5.5. PCA to identify population admixture and to assess distribution of cases
5.5.1. Calculation of PCA
The --pca function in Plink2 extracts top principal components from the variance-standardized relationship matrix (i.e. genomic relationship matrix). LD pruning is adviced before PCA to reduce the risk of getting PCs based on just a few genomic regions. This behaviour tends to prevent deflation of statistical testing results later.
plink2 --bfile "$gwas"/AxiomGT1v2.filtered.${target}.noRelatives.LD_prune --chr-set 38 no-xy --allow-extra-chr \
--autosome --pca \
--output-chr 'chrM' --out "$gwas"/AxiomGT1v2.filtered.${target}.noRelatives.LD_prune.pca
The variance can be plotted to identify the principal components that explain most of the variance.

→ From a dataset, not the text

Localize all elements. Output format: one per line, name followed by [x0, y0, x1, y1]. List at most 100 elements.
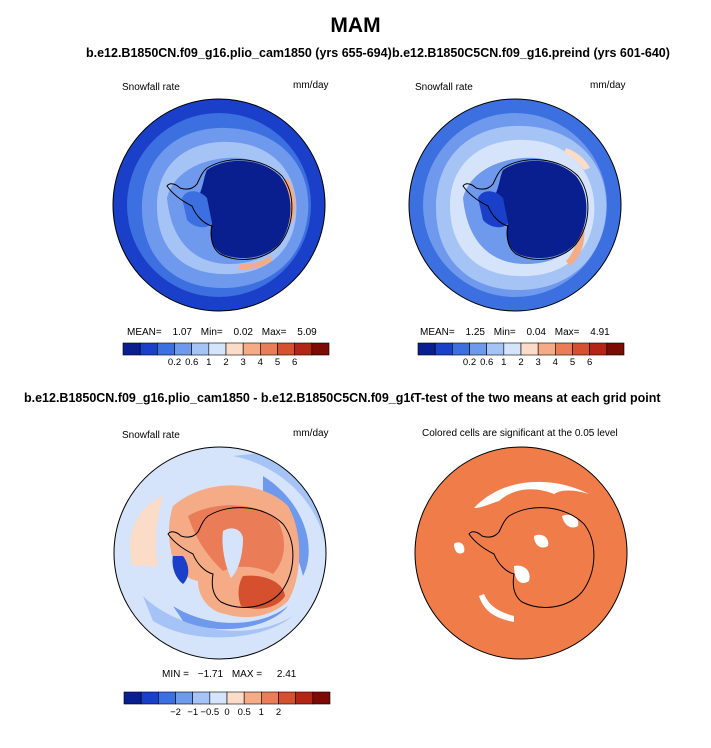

Rscript -e 'args=(commandArgs(TRUE));'\
'val <- read.table(paste(args[1],"/AxiomGT1v2.filtered.",args[2],".noRelatives.LD_prune.pca.eigenval",sep=""));'\
'val$varPerc <- val$V1/sum(val$V1);'\
'jpeg(file = paste(args[1],"/Var_PCs.jpg",sep=""));'\
'plot( x = seq(1:length(val$varPerc)), y = val$varPerc, type = "o",xlab = "principal Component", ylab = "Variance explained in %");'\
'dev.off();' "$gwas" "${target}"
5.5.2. Assess possible batch effect
Plot the main principal components and color by the study batches:
Rscript -e 'args=(commandArgs(TRUE));require(ggplot2);require(gridExtra);'\
'eigenvec <- read.table(paste(args[1],"/AxiomGT1v2.filtered.",args[2],".noRelatives.LD_prune.pca.eigenvec",sep=""), header = TRUE, comment.char="");'\
'eigenvec$X.FID <- as.factor(eigenvec$X.FID);'\
'plot1 <- ggplot(eigenvec, aes(x = PC1, y = PC2, col = X.FID)) + geom_point() + labs(title = "PCA Plot", x = "PC1", y = "PC2");'\
'plot2 <- ggplot(eigenvec, aes(x = PC3, y = PC4, col = X.FID)) + geom_point() + labs(title = "PCA Plot", x = "PC3", y = "PC4");'\
'plot3 <- ggplot(eigenvec, aes(x = PC1, y = PC3, col = X.FID)) + geom_point() + labs(title = "PCA Plot", x = "PC1", y = "PC3");'\
'plot4 <- ggplot(eigenvec, aes(x = PC2, y = PC3, col = X.FID)) + geom_point() + labs(title = "PCA Plot", x = "PC2", y = "PC3");'\
'combined_plot <- grid.arrange(plot1, plot2, plot3, plot4, nrow = 2);'\
'ggsave(paste(args[1],"/pca_plot.png",sep=""), combined_plot, width = 12, height = 8, dpi = 400);' "$gwas" "${target}"
An additional tutorial of possible admixture analysis is here.
5.5.3 Assess distribution of cases in PCA
Rscript -e 'args=(commandArgs(TRUE));require(ggplot2);require(gridExtra);'\
'eigenvec <- read.table(paste(args[1],"/AxiomGT1v2.filtered.",args[2],".noRelatives.LD_prune.pca.eigenvec",sep=""), header = TRUE, comment.char="");'\
'pheno <- read.table(paste(args[1],"/",args[2],".pheno",sep=""), header = FALSE, comment.char="");'\
'names(pheno) <- c("FID", "IID", "pheno");'\
'pheno$pheno[pheno$pheno == "1"] <- "Unaffected";pheno$pheno[pheno$pheno == "2"] <- "Affected";'\
'ph_eigenvec <- merge(pheno, eigenvec, by = "IID");'\
'ph_eigenvec$pheno <- as.factor(ph_eigenvec$pheno);'\
'plot1 <- ggplot(ph_eigenvec, aes(x = PC1, y = PC2, col = pheno)) + geom_point() + labs(title = "PCA Plot", x = "PC1", y = "PC2");'\
'plot2 <- ggplot(ph_eigenvec, aes(x = PC3, y = PC4, col = pheno)) + geom_point() + labs(title = "PCA Plot", x = "PC3", y = "PC4");'\
'plot3 <- ggplot(ph_eigenvec, aes(x = PC1, y = PC3, col = pheno)) + geom_point() + labs(title = "PCA Plot", x = "PC1", y = "PC3");'\
'plot4 <- ggplot(ph_eigenvec, aes(x = PC2, y = PC3, col = pheno)) + geom_point() + labs(title = "PCA Plot", x = "PC2", y = "PC3");'\
'combined_plot <- grid.arrange(plot1, plot2, plot3, plot4, nrow = 2);'\
'ggsave(paste(args[1],"/pca_plot_",args[2],".png",sep=""), combined_plot, width = 12, height = 8, dpi = 400);' "$gwas" "${target}"